- Location: México, Mexico
- Nearest city: Toluca, México
- Coordinates: 19°13′N 99°30′W﻿ / ﻿19.217°N 99.500°W
- Area: 30.24 ha (74.7 acres)
- Designated: 2002
- Administrator: National Commission of Natural Protected Areas

Ramsar Wetland
- Official name: Ciénegas de Lerma
- Designated: 2 February 2004
- Reference no.: 1934

= Ciénegas del Lerma =

Protected area in central Mexico

The Ciénegas del Lerma is a wetland in central Mexico. It consists of three lakes in the Toluca Valley, the upper basin of the Lerma River, near the city of Toluca. The wetlands cover 3,023 hectares.

The three lakes are the what remains of a much larger wetland, which covered 27,000 ha at the end of the 19th century.

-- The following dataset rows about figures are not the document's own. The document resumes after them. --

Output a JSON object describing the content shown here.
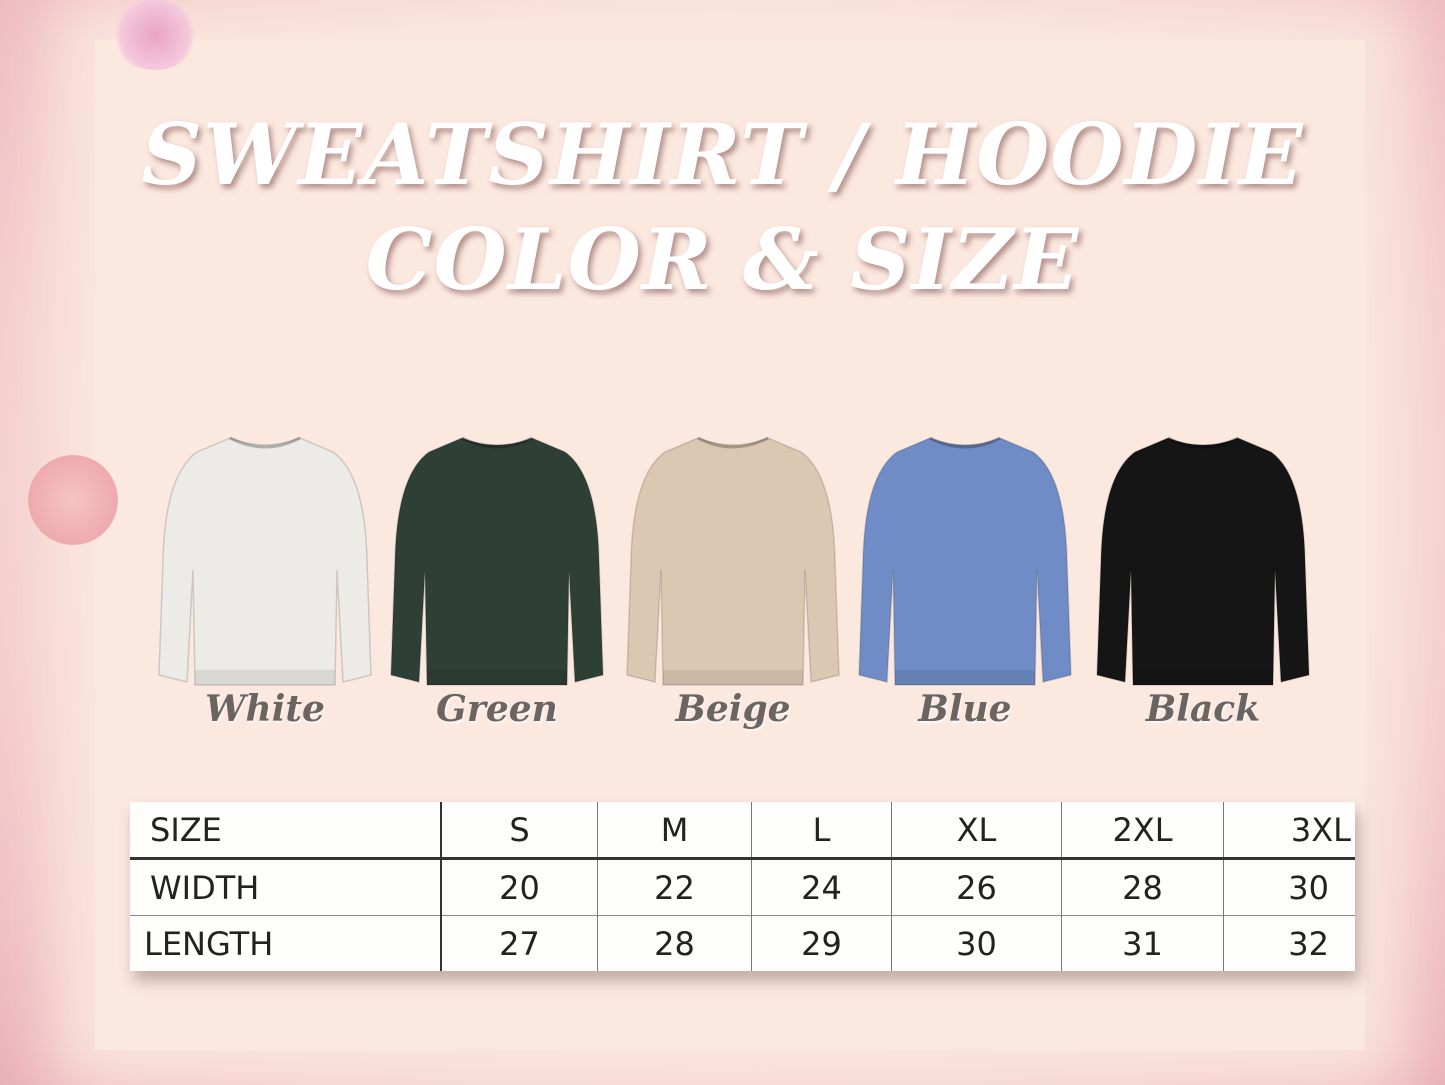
{
  "title": {
    "line1": "SWEATSHIRT / HOODIE",
    "line2": "COLOR & SIZE"
  },
  "colors": [
    {
      "name": "White",
      "hex": "#ecebe8"
    },
    {
      "name": "Green",
      "hex": "#2e3f36"
    },
    {
      "name": "Beige",
      "hex": "#dcc8b2"
    },
    {
      "name": "Blue",
      "hex": "#6f8cc6"
    },
    {
      "name": "Black",
      "hex": "#151515"
    }
  ],
  "size_table": {
    "header": [
      "SIZE",
      "S",
      "M",
      "L",
      "XL",
      "2XL",
      "3XL"
    ],
    "rows": [
      [
        "WIDTH",
        "20",
        "22",
        "24",
        "26",
        "28",
        "30"
      ],
      [
        "LENGTH",
        "27",
        "28",
        "29",
        "30",
        "31",
        "32"
      ]
    ]
  }
}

The wetlands include open-water lakes more than 5 meters deep, marshes with floating and bottom-rooted vegetation, and riparian forests. The lakes are home to many aquatic animals and plants, including endemic and threatened species. The wetlands are an important stopover for migratory waterbirds.

==Flora and fauna==
According to the National Biodiversity Information System of Comisión Nacional para el Conocimiento y Uso de la Biodiversidad (CONABIO) in Ciénegas del Lerma Flora and Fauna Protection Area there are over 425 plant and animal species from which 31 are in at risk category and 26 are exotics.